By networking with Russians, the HSLDA — now America’s largest right-wing homeschooling association — has provided the Kremlin with a new avenue of influence over some of the most conservative organizations in the United States.
[ … ]
But at the same time that details — and criticism — of these links between Russia and American right-wing groups were emerging, the HSLDA co-sponsored a formal homeschooling conference in Moscow and St. Petersburg, ThinkProgress found. One of the conference’s other sponsors was a foundation run by sanctioned Russian oligarch Konstantin Malofeev. The event featured some of the most outspoken anti-LGBTQ officials in Russia, and included a Russian official who’s currently sanctioned by the U.S. for her role in stoking Russia’s invasion of Ukraine.
It’s almost impossible to know where to begin, but I’ll attempt to offer up a few points.
Home schooling has been around for as long as America has been around, and even when the head master of a local school taught children, or supervised those who did, the teacher was always functioning in loco parentis. This is so basic, so fundamental, so axiomatic, that is makes no sense to debate with someone who doesn’t know or understand that.
In the wake of Horace Mann and John Dewey, even if parents didn’t understand what they were doing, the state assumed ownership of children and what they are taught. Communism is founded in and based on the assumption of state ownership of mankind. The writer has it exactly backwards. Horace Mann brought communism to American education, not Russia, or home schooling, or anything else.
The father of the modern American home schooling movement is Rousas J. Rushdoony. Period. End of discussion. There is no debate about that. It is axiomatic, and if someone doesn’t understand that, he is too stolid and ignorant to debate. Debating someone over American history who knows nothing about American history is a waste of time. For a discussion of the Christian basis for Rushdoony’s advocacy for home schooling, read his many works, all of them scholarly.
I know absolutely nothing about connections between anyone who was born in Russia, or calls themselves by a Russian surname, and any American home schooling association. I find such a connection dubious to say the least. At any rate, suffice it to say that the fundamentals behind what is being taught in American home schools and communism is diametrically opposed at every step. Every one.
The only divide I currently find in the American home schooling movement is between the classic home schoolers – who still appear to hold sway, albeit waning – and the much more libertarian. The former want to see state acceptance of the curricula, attendance, activities, etc., and are willing to allow state representatives to visit unannounced to verify records. The later aren’t so willing and see neither need nor right to do that.
The American home schooling movement isn’t the monolith that this writer seems to imagine. It is basically bifurcated between states, with each state having multiple home schooling associations, and with some home schoolers not a member of any particular association at all.
As for Russia, inasmuch as they are still communists, I opposed them at every turn. Regardless of who catalyzed the war in the Ukraine, the Ukrainians don’t appear to want to be part of Russia, and I believe they have as much right not to be a part of that country as the American South does not to be a part of the U.S. To the extent that they oppose gun rights, and they still appear to strongly oppose them, I consider them to be of the same ilk as the horrible controllers in America.
Not coincidentally, the author of this idiotic article is likely a controller and opposes God-given rights, which makes him more a supporter of communism and Russia that I could ever be. Communists are the same the world over. There isn’t a dime’s worth of difference between them.
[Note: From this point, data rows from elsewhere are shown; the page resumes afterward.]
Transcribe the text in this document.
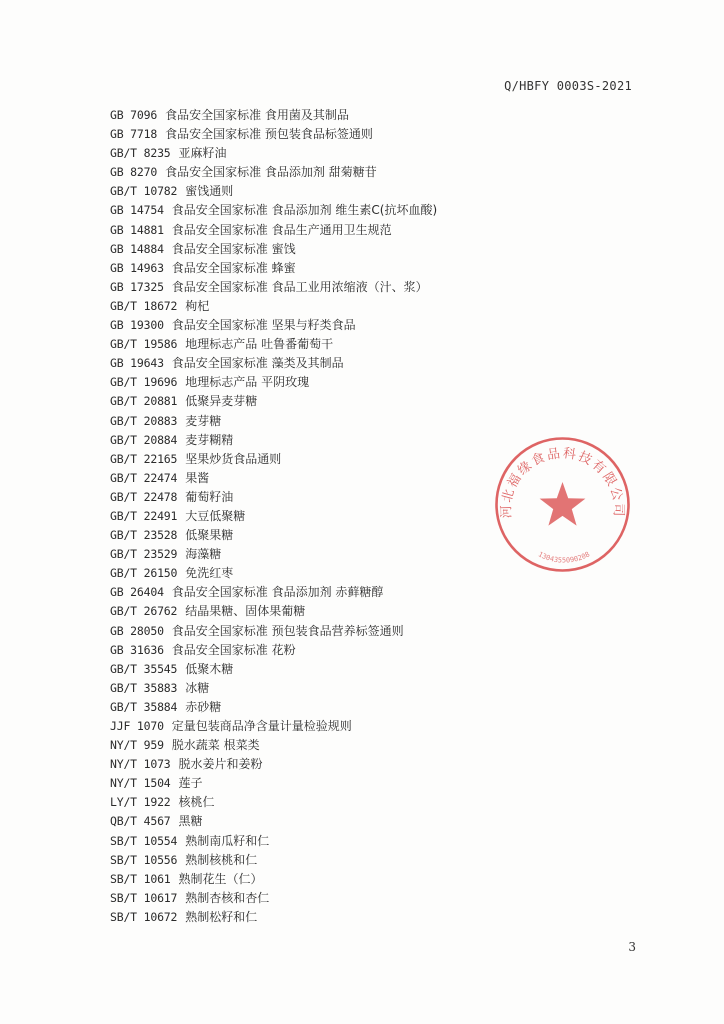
Q/HBFY 0003S-2021
GB 7096 食品安全国家标准 食用菌及其制品
GB 7718 食品安全国家标准 预包装食品标签通则
GB/T 8235 亚麻籽油
GB 8270 食品安全国家标准 食品添加剂 甜菊糖苷
GB/T 10782 蜜饯通则
GB 14754 食品安全国家标准 食品添加剂 维生素C(抗坏血酸)
GB 14881 食品安全国家标准 食品生产通用卫生规范
GB 14884 食品安全国家标准 蜜饯
GB 14963 食品安全国家标准 蜂蜜
GB 17325 食品安全国家标准 食品工业用浓缩液（汁、浆）
GB/T 18672 枸杞
GB 19300 食品安全国家标准 坚果与籽类食品
GB/T 19586 地理标志产品 吐鲁番葡萄干
GB 19643 食品安全国家标准 藻类及其制品
GB/T 19696 地理标志产品 平阴玫瑰
GB/T 20881 低聚异麦芽糖
GB/T 20883 麦芽糖
GB/T 20884 麦芽糊精
GB/T 22165 坚果炒货食品通则
GB/T 22474 果酱
GB/T 22478 葡萄籽油
GB/T 22491 大豆低聚糖
GB/T 23528 低聚果糖
GB/T 23529 海藻糖
GB/T 26150 免洗红枣
GB 26404 食品安全国家标准 食品添加剂 赤藓糖醇
GB/T 26762 结晶果糖、固体果葡糖
GB 28050 食品安全国家标准 预包装食品营养标签通则
GB 31636 食品安全国家标准 花粉
GB/T 35545 低聚木糖
GB/T 35883 冰糖
GB/T 35884 赤砂糖
JJF 1070 定量包装商品净含量计量检验规则
NY/T 959 脱水蔬菜 根菜类
NY/T 1073 脱水姜片和姜粉
NY/T 1504 莲子
LY/T 1922 核桃仁
QB/T 4567 黑糖
SB/T 10554 熟制南瓜籽和仁
SB/T 10556 熟制核桃和仁
SB/T 1061 熟制花生（仁）
SB/T 10617 熟制杏核和杏仁
SB/T 10672 熟制松籽和仁
河北福缘食品科技有限公司
1304355090208
3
But something strange happens later in the article that I quoted above. The author says, “The event featured some of the most outspoken anti-LGBTQ officials in Russia.” So is that what this is all about? The author is finding a connection between something bad in Russia and something he considers to be bad in America, namely “anti-LGBTQ?”
Because one of the core fundamentals of the home schooling movement is that the state doesn’t have the right to deliver moral absolutes to children. Only parents have that sole domain. And I’m willing to bet that we’ve put our finger on the root of the issue with the author.
This isn’t about Russia, or American home schooling, or any ridiculous connection between them. This is about who has the domain of moral instruction for children.
Read it again and tell me I’m wrong.